According to the preparation method of the precursor of the cathode material, disclosed by the invention, the cathode material is prepared by utilizing the high-purity lithium hydroxide extracted from the lithium-containing waste liquid, so that the production cost is favorably saved.
In some embodiments of the invention, the precursor preparation feedstock further comprises a complexing agent;
the complexing agent in the first solution is removed by an exchange reaction with the styrenic resin and/or the acrylic resin.
Specifically, a precursor preparation raw material comprising lithium hydroxide, a nickel salt, a cobalt salt and a complexing agent is subjected to a coprecipitation reaction in a precursor preparation unit to obtain a coprecipitation system comprising a lithium-containing waste liquid and a positive electrode material precursor;
the lithium-containing waste liquid is output through an outlet of the precursor preparation unit 1, enters the transition metal removal unit 3 through an inlet of the transition metal removal unit 3 for transition metal removal treatment, and forms a first solution after the lithium-containing waste liquid is subjected to transition metal element removal;
the first solution is output through a first outlet of the transition metal removing unit 3, enters the adsorption unit 4 through an inlet of the adsorption unit 4 for adsorption treatment, and acid radical ions (NO) in the first solution 3 2- 、SO 4 2- Etc.) and the complexing groups are removed by exchange reaction with the styrene resin and/or acrylic resin to form a lithium hydroxide solution.

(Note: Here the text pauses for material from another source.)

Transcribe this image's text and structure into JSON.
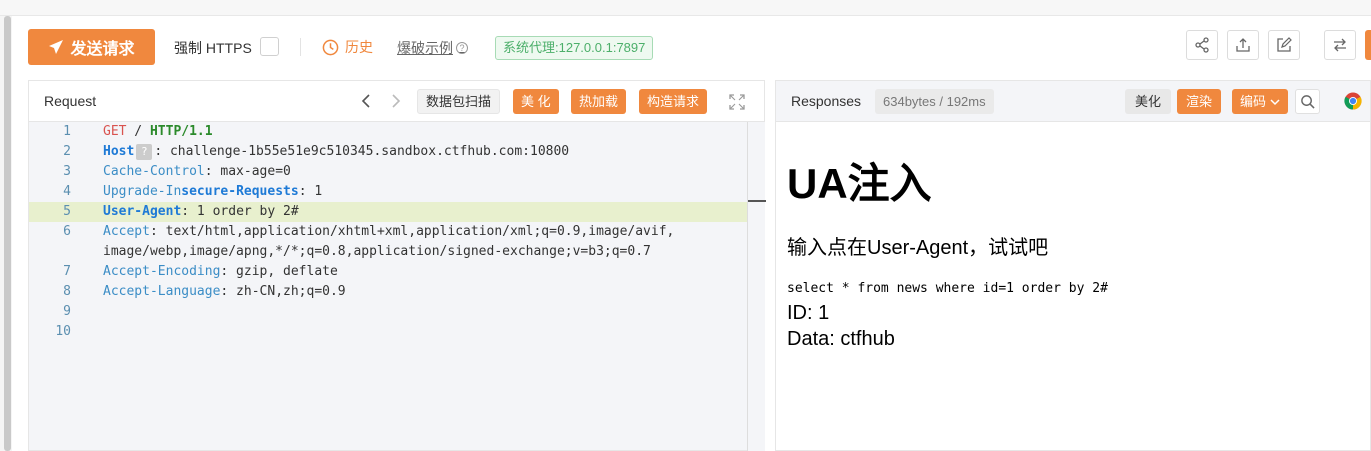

In the invention, the precursor preparation raw material also comprises a complexing agent, and the complexing agent can promote the coprecipitation reaction and is beneficial to improving the performance of the precursor of the anode material.
In some embodiments of the invention, the precursor preparation feedstock further comprises a lithium precipitating agent;
the lithium precipitating agent is at least one selected from sodium carbonate, sodium bicarbonate, sodium phosphate, sodium dihydrogen phosphate, disodium hydrogen phosphate, and phosphoric acid.
According to the invention, the precursor preparation raw material also comprises a lithium precipitator, so that the lithium-rich anode material precursor can be obtained, the lithium removal and insertion performance of the anode material can be improved, and the comprehensive performance of the battery can be further improved.
The invention is further illustrated by the following specific examples in which all parts, percentages, and ratios recited in the following examples are by weight, and all reagents used in the examples are commercially available or synthesized according to conventional methods and used as such without further treatment, and the equipment used in the examples is commercially available.
Example 1
The preparation method of the precursor of the cathode material of the embodiment includes the following steps:
1) Carrying out coprecipitation reaction on 5mol/L LiOH solution, 1.5mol/L nickel-cobalt-manganese mixed nitrate solution and 4.5g/L triethanolamine solution to obtain a precipitation system, carrying out aging treatment on the precipitation system, then filtering to obtain a filter cake and filtrate, washing the filter cake to obtain a positive electrode material precursor and washing liquid, and collecting the filtrate and the washing liquid to form lithium-containing waste liquid;
wherein, in the nickel-cobalt-manganese mixed nitrate solution, the molar ratio of nickel element, cobalt element and manganese element is 8; the temperature of the coprecipitation reaction is 55 ℃, and the time of the aging treatment is 2h; the washing treatment time is 30min, and the temperature is 50 ℃;
2) The lithium-containing waste liquid is output through an outlet of the precursor preparation unit, enters the transition metal removal unit through an inlet of the transition metal removal unit, is subjected to transition metal removal treatment, and obtains a first solution and a transition metal precipitate, and the transition metal precipitate is output through a second outlet of the transition metal removal unit, enters the precursor preparation unit through an inlet of the precursor preparation unit, and provides transition metal ions for the precursor preparation unit;
wherein the remover of the transition metal removing unit is 5mol/L LiOH aqueous solution; and the LiOH originates from a crystallization drying unit.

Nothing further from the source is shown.